Yes!! These models are extremely important, however, the application of L-systems most definitely isn't confined to just the scope of Biology. I myself first came across L-systems when taking Calculus in university, and then later in several Computer Science courses (I study Bioinformatics).
What's (probably) most significant to mention about L-systems is that they produce fractals, which is acheived by defining a substitution system and utilizing recursion.
Fractal mathematics can be used to describe extremely complex phenomena, starting with just a few simple rules and initial conditions (which is why it's so powerful/attractive to study). Also, fractals have the nickname of, "God's Thumbprint", or, "The Fingerprint of God", just from where they're found so prevalently in nature. To name a few, fractals can "easily" model:
- Blood vessels
- Brain structure (neuronal connectivity)
- Plant foliage
- Lightning bolts
I tried to find biological research that has actually used this system but I could not find any.

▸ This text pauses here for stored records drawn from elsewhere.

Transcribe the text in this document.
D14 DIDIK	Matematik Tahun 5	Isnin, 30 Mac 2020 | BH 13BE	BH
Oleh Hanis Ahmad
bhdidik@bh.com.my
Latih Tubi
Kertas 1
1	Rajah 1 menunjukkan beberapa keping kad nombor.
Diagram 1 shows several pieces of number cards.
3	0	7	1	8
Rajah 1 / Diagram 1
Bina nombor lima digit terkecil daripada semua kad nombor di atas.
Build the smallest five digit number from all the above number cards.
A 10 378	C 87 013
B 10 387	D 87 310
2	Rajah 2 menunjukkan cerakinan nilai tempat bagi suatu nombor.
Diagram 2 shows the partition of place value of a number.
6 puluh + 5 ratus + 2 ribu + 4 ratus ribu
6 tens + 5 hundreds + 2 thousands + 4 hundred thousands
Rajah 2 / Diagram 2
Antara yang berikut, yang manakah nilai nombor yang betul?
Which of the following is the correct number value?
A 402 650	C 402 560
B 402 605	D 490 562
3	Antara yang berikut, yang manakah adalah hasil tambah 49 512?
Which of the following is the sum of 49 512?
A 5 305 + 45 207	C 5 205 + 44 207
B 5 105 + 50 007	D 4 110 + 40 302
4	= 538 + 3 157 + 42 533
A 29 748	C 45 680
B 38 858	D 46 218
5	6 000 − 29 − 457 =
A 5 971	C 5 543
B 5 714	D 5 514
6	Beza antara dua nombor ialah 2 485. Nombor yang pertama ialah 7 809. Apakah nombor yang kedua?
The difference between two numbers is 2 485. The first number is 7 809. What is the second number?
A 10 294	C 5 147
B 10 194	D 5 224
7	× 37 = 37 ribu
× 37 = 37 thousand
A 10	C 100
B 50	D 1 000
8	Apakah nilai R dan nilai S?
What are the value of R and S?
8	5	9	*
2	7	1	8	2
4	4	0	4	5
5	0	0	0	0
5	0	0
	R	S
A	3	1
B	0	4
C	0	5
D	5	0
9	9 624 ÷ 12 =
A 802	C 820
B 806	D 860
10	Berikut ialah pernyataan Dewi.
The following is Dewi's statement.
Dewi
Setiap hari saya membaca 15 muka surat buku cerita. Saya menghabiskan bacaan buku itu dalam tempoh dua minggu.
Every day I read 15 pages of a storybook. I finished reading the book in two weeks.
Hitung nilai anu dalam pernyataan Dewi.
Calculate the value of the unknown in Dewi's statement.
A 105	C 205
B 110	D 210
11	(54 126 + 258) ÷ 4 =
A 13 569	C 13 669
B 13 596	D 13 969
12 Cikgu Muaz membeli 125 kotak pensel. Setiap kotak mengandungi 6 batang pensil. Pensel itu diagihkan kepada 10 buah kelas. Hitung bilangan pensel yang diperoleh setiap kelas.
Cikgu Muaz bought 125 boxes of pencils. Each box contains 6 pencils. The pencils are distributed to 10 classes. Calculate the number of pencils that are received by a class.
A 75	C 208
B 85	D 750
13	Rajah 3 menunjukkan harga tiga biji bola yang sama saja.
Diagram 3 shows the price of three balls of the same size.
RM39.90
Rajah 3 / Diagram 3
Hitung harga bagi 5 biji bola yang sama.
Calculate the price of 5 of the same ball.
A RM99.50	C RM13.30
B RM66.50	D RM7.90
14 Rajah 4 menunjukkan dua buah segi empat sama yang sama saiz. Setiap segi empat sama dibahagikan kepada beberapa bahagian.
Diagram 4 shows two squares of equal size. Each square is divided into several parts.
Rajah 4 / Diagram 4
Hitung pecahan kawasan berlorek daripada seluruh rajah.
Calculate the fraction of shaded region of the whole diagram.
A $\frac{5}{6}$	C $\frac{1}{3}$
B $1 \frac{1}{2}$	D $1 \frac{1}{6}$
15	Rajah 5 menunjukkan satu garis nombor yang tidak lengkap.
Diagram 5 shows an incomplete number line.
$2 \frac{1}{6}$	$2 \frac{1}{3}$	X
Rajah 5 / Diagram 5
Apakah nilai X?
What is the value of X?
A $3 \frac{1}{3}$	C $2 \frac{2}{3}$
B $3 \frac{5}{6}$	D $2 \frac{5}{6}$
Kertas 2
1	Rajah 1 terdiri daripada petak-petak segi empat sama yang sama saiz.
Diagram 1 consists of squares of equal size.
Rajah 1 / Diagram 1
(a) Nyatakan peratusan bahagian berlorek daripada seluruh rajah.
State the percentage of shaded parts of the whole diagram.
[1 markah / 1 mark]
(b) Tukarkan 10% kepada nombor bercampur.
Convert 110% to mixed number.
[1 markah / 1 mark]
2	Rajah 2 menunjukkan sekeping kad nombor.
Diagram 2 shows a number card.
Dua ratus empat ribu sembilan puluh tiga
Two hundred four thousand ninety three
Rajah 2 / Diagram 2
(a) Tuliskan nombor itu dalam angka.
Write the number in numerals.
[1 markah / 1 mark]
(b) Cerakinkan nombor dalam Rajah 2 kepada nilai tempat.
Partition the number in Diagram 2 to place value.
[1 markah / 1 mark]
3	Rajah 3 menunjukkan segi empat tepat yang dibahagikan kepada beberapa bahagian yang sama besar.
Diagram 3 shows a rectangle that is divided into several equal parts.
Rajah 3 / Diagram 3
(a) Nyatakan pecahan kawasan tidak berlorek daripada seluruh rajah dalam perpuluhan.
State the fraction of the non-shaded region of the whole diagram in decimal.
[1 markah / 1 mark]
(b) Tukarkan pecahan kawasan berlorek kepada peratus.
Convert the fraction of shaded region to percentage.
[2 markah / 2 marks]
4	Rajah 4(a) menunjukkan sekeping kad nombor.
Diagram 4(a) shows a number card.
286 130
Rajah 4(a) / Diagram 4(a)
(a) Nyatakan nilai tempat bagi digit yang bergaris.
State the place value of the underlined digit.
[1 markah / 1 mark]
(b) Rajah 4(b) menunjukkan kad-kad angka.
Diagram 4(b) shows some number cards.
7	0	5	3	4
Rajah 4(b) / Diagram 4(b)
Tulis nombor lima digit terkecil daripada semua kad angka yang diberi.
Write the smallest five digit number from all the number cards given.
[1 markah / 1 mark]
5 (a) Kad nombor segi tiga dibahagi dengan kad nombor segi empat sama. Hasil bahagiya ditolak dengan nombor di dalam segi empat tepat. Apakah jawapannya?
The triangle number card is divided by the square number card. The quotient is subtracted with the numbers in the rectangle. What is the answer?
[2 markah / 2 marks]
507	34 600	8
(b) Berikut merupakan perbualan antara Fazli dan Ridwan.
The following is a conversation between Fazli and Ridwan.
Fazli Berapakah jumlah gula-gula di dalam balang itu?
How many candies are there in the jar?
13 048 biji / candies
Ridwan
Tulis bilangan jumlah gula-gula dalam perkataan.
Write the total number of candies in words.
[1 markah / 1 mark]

As you can see, some of these examples are biologically related, however, the use of L-Systems have been broadened to many other fields of science, such as mathematics (coding theory) and theoretical computer science.
Unfortunately, very rarely do biologists have the mathematical or algorithmic backgrounds to work with L-systems, since L-systems are more related to mathematics, algorithms and logic, than they are with (practiced) biology.